19/11/2013

CONSCIÊNCIAS [Branca e Negra]



O “dia da consciência negra” (20 de novembro) e a “consciência branca”. Entre Zumbi dos Palmares e Joaquim Nabuco e José do Patrocínio. A abolição da 
escravatura em 13.05.1888.



De um prospecto sobre o 20 de novembro:

“O Dia da Consciência Negra é dedicado à reflexão sobre a situação do negro na sociedade brasileira e celebrado em 20 de novembro. Esta data foi escolhida por coincidir com o dia da morte de Zumbi dos Palmares, em 1695. Durante cem anos (1595-1695) o Quilombo dos Palmares (situado entre os estados de Alagoas e Pernambuco) constituiu um foco de resistência aos ataques da Coroa. Em função da sua importância, tem sido um marco nas relações sociais e culturais que contribui no fortalecimento de ações para ampliação da cidadania”. (1)

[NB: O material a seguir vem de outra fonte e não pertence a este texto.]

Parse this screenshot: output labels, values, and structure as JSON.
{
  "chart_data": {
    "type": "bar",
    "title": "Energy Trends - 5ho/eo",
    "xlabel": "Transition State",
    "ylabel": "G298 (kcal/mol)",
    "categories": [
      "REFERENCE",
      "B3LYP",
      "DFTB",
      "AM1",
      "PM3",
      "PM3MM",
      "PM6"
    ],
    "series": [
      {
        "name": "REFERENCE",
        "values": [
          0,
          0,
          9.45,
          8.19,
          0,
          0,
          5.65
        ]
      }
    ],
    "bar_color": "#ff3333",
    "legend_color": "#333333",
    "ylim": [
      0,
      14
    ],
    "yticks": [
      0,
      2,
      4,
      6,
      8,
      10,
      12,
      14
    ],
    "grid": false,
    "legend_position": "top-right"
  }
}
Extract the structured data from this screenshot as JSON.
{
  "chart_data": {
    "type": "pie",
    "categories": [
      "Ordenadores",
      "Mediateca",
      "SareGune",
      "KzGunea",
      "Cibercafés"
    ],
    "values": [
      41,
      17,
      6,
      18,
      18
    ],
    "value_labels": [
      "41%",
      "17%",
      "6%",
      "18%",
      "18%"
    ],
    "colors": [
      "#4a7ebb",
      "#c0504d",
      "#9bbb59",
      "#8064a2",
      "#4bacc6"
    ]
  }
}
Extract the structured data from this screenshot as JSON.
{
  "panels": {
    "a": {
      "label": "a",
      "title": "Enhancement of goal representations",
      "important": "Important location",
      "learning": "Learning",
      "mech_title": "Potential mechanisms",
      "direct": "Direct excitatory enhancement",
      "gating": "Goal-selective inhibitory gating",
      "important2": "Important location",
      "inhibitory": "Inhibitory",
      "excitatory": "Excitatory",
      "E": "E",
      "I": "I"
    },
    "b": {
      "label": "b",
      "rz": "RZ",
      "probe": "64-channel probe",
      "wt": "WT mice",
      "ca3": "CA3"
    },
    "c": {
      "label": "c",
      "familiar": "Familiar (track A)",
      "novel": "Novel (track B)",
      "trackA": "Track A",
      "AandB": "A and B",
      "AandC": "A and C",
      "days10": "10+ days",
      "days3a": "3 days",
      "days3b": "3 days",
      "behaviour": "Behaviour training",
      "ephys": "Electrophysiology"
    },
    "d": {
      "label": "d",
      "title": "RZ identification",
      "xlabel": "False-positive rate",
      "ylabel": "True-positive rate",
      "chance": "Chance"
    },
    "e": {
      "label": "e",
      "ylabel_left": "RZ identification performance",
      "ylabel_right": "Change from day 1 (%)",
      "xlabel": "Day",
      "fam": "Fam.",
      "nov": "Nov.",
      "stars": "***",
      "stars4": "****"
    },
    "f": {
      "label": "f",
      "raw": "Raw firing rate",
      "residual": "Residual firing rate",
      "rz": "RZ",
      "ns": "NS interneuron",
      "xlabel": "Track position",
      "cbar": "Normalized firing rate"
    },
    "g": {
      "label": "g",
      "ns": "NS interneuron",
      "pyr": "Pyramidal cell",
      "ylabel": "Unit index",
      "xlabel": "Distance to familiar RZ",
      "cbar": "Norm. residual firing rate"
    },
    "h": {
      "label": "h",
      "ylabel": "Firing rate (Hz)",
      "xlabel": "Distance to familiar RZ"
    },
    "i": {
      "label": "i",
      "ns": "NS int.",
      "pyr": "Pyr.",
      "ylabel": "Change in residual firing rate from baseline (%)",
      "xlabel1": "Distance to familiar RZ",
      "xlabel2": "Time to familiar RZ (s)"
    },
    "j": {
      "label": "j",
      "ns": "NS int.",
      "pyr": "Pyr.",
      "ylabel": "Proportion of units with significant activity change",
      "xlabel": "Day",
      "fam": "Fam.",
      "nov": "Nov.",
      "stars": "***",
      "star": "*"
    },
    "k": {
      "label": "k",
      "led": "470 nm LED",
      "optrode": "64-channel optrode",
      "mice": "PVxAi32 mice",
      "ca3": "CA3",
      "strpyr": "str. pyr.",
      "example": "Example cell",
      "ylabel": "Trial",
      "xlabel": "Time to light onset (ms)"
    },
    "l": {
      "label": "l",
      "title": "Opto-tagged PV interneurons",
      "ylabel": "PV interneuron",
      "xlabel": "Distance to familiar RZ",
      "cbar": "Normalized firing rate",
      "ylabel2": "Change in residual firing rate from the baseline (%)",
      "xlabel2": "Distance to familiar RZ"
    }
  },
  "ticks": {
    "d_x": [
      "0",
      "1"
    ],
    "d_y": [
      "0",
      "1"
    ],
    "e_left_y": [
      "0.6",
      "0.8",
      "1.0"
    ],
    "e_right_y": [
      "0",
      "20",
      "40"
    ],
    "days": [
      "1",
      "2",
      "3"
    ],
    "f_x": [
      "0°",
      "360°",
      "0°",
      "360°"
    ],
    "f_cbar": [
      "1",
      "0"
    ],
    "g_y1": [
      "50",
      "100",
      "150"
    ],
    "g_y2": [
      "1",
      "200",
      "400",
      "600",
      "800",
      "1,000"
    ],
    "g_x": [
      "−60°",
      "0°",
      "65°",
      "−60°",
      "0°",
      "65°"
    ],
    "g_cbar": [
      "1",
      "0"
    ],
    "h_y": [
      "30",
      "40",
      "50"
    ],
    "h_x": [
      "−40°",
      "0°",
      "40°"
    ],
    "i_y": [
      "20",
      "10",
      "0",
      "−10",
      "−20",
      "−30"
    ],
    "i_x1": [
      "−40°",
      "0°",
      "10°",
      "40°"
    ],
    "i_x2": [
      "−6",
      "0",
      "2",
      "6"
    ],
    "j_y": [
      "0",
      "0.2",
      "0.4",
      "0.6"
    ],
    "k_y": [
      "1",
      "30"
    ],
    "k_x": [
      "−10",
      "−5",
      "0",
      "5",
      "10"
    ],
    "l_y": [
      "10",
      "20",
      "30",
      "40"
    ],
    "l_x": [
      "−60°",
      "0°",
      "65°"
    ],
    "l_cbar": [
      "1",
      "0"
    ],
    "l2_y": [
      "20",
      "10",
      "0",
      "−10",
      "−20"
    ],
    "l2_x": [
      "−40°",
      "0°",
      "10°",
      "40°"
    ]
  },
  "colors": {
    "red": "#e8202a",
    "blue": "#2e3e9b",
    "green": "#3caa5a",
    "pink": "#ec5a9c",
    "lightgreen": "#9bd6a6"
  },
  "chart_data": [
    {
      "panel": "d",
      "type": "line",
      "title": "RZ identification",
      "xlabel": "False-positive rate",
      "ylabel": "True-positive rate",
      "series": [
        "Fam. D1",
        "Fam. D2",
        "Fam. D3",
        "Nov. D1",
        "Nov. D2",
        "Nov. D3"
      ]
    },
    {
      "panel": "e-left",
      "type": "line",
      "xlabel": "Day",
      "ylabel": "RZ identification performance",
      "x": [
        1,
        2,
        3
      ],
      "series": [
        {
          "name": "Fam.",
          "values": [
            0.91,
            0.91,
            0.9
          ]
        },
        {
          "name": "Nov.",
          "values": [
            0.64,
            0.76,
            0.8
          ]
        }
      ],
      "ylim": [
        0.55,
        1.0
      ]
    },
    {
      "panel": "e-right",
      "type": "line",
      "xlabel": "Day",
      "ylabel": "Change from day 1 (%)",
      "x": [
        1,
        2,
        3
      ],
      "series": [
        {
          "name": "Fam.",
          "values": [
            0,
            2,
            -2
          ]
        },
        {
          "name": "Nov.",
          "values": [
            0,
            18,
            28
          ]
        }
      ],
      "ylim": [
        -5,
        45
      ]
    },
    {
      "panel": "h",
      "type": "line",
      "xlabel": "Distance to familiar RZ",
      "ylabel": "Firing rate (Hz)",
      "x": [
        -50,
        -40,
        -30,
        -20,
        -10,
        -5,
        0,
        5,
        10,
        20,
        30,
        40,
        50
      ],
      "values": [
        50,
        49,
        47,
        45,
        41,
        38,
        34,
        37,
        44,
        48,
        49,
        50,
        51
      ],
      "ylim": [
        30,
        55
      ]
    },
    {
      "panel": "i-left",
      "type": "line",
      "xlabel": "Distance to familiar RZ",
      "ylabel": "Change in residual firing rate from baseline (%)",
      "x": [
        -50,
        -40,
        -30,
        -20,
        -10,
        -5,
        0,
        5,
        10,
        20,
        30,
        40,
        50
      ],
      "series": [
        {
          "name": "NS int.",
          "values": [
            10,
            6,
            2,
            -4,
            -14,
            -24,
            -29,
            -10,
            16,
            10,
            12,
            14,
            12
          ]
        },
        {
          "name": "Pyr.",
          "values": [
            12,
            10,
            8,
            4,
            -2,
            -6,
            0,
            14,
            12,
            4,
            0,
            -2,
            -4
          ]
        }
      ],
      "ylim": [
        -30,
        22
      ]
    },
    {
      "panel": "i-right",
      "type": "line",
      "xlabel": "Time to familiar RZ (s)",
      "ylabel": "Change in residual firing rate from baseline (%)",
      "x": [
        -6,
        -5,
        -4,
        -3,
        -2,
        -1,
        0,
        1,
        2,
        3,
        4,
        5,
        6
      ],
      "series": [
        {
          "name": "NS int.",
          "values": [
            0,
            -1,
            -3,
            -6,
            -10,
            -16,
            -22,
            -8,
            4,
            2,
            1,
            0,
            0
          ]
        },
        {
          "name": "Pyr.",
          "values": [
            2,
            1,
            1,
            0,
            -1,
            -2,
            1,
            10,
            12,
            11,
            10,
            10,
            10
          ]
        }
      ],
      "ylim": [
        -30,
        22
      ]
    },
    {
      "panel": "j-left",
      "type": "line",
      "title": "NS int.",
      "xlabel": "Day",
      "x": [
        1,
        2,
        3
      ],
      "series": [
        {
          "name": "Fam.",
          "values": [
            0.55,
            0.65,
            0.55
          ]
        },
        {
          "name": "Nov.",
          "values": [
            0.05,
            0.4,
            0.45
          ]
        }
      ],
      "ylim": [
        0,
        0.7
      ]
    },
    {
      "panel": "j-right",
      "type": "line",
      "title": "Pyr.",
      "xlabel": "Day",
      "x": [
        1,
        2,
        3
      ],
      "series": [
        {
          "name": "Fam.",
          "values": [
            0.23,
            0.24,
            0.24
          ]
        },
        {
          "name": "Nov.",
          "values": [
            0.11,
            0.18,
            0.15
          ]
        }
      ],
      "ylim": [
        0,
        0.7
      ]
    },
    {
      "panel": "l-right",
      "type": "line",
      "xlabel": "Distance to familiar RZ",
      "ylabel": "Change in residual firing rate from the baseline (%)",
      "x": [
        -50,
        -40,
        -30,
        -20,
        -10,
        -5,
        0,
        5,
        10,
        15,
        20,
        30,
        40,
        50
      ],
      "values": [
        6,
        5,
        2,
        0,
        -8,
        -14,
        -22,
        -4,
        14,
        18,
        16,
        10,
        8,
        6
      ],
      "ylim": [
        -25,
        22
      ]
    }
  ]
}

Não será preciso dizer mais.

Essa “consciência”, dizem muitos, tem até mesmo o condão de ofuscar a Lei Áurea, assinada pela princesa Isabel em 13 de maio de 1888, mal lembrada e comemorada, quase dois séculos depois da morte de Zumbi.

[Neste artigo (ou crônica) de 22.11.2009 mantido nos seus fundamentos, a seguir resgato um pouco da “consciência branca” que resultou na libertação dos escravos naquela data.]

CONSCIÊNCIAS [Branca e Negra]

Há alguns anos, uma edição de bolso, a obra “Minha Formação” de Joaquim Nabuco veio às minhas mãos duma dessas gôndolas giratórias de livraria. (2).

Como relatei antes, pouco sabia de Joaquim Nabuco que nascera no Recife em 1849, era rico, monarquista e abolicionista ferrenho falecendo em 1910 em Washington, como embaixador do Brasil.(3)




Livro com texto rebuscado, porque Nabuco fora sobretudo um intelectual, ao chegar à última página lamentei, sabendo que um dia desses teria que reler a obra.





Trata-se de um documento valioso porque fora escrito por alguém contemporâneo aos fatos e que, em muitas ocasiões, fortemente, tivera influência sobre eles.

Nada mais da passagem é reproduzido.